Tanaka Akitaka, Nakamura Shigeki, Seki Masafumi, Fukudome Kenji, Iwanaga Naoki, Imamura Yoshifumi, Miyazaki Taiga, Izumikawa Koichi, Kakeya Hiroshi, Yanagihara Katsunori, Kohno Shigeru
Department of Molecular Microbiology and Immunology, Nagasaki University Graduate School of Biomedical Sciences, Nagasaki University School of Medicine, Nagasaki, Japan.
Clin Vaccine Immunol. 2013 Jul;20(7):977-85. doi: 10.1128/CVI.00010-13. Epub 2013 May 1.

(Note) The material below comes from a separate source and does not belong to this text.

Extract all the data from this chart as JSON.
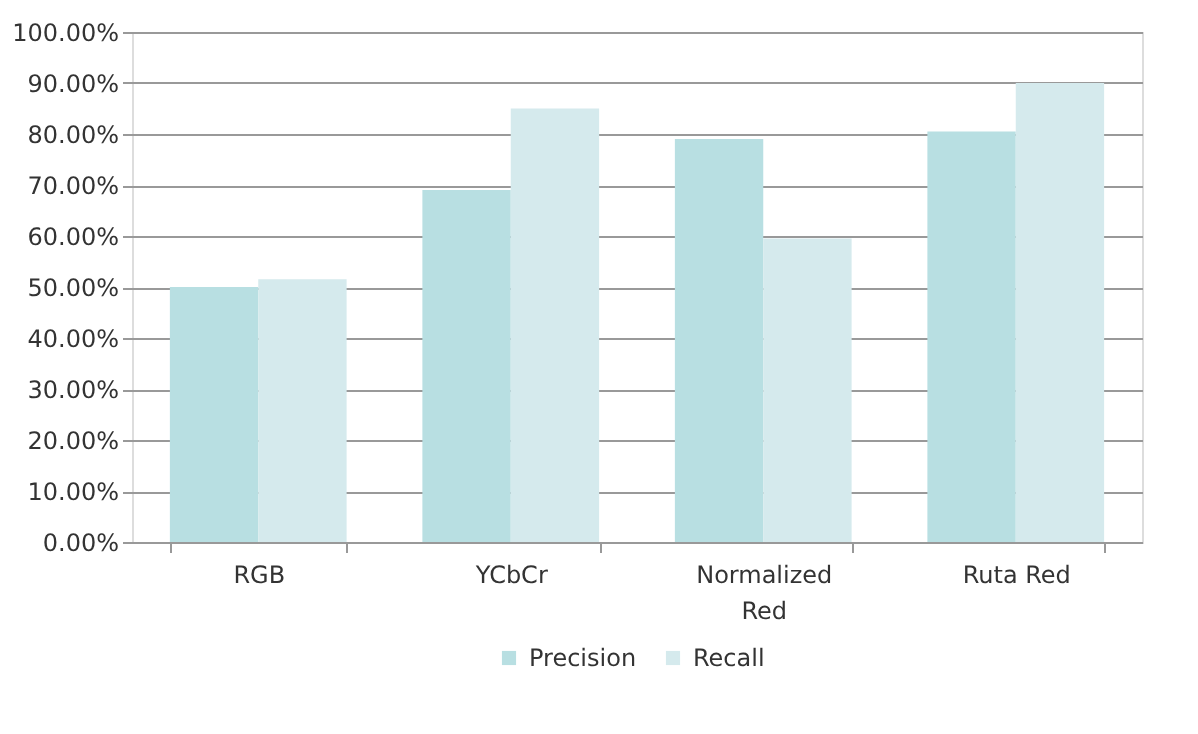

Coinfection with bacteria is a major cause of mortality during influenza epidemics. Recently, Toll-like receptor (TLR) agonists were shown to have immunomodulatory functions. In the present study, we investigated the effectiveness and mechanisms of the new TLR4 agonistic monoclonal antibody UT12 against secondary pneumococcal pneumonia induced by coinfection with influenza virus in a mouse model. Mice were intranasally inoculated with Streptococcus pneumoniae 2 days after influenza virus inoculation. UT12 was intraperitoneally administered 2 h before each inoculation. Survival rates were significantly increased and body weight loss was significantly decreased by UT12 administration. Additionally, the production of inflammatory mediators was significantly suppressed by the administration of UT12. In a histopathological study, pneumonia in UT12-treated mice was very mild compared to that in control mice. UT12 increased antimicrobial defense through the acceleration of macrophage recruitment into the lower respiratory tract induced by c-Jun N-terminal kinase (JNK) and nuclear factor kappaB (NF-κB) pathway-dependent monocyte chemoattractant protein 1 (MCP-1) production. Collectively, these findings indicate that UT12 promoted pulmonary innate immunity and may reduce the severity of severe pneumonia induced by coinfection with influenza virus and S. pneumoniae. This immunomodulatory effect of UT12 improves the prognosis of secondary pneumococcal pneumonia and makes UT12 an attractive candidate for treating severe infectious diseases.
细菌合并感染是流感流行期间死亡的主要原因。最近,Toll样受体(TLR)激动剂被证明具有免疫调节功能。在本研究中,我们在小鼠模型中研究了新型TLR4激动性单克隆抗体UT12对流感病毒合并感染诱导的继发性肺炎球菌肺炎的有效性和作用机制。在接种流感病毒2天后,给小鼠鼻内接种肺炎链球菌。每次接种前2小时腹腔注射UT12。给予UT12后,存活率显著提高,体重减轻显著减少。此外,给予UT12可显著抑制炎症介质的产生。在组织病理学研究中,与对照小鼠相比,UT12治疗的小鼠肺炎非常轻微。UT12通过加速巨噬细胞募集到由c-Jun氨基末端激酶(JNK)和核因子κB(NF-κB)途径依赖性单核细胞趋化蛋白1(MCP-1)产生所诱导的下呼吸道,增强了抗菌防御。总的来说,这些发现表明UT12促进了肺部固有免疫,可能降低流感病毒和肺炎链球菌合并感染诱导的重症肺炎的严重程度。UT12的这种免疫调节作用改善了继发性肺炎球菌肺炎的预后,使UT12成为治疗严重传染病的有吸引力的候选药物。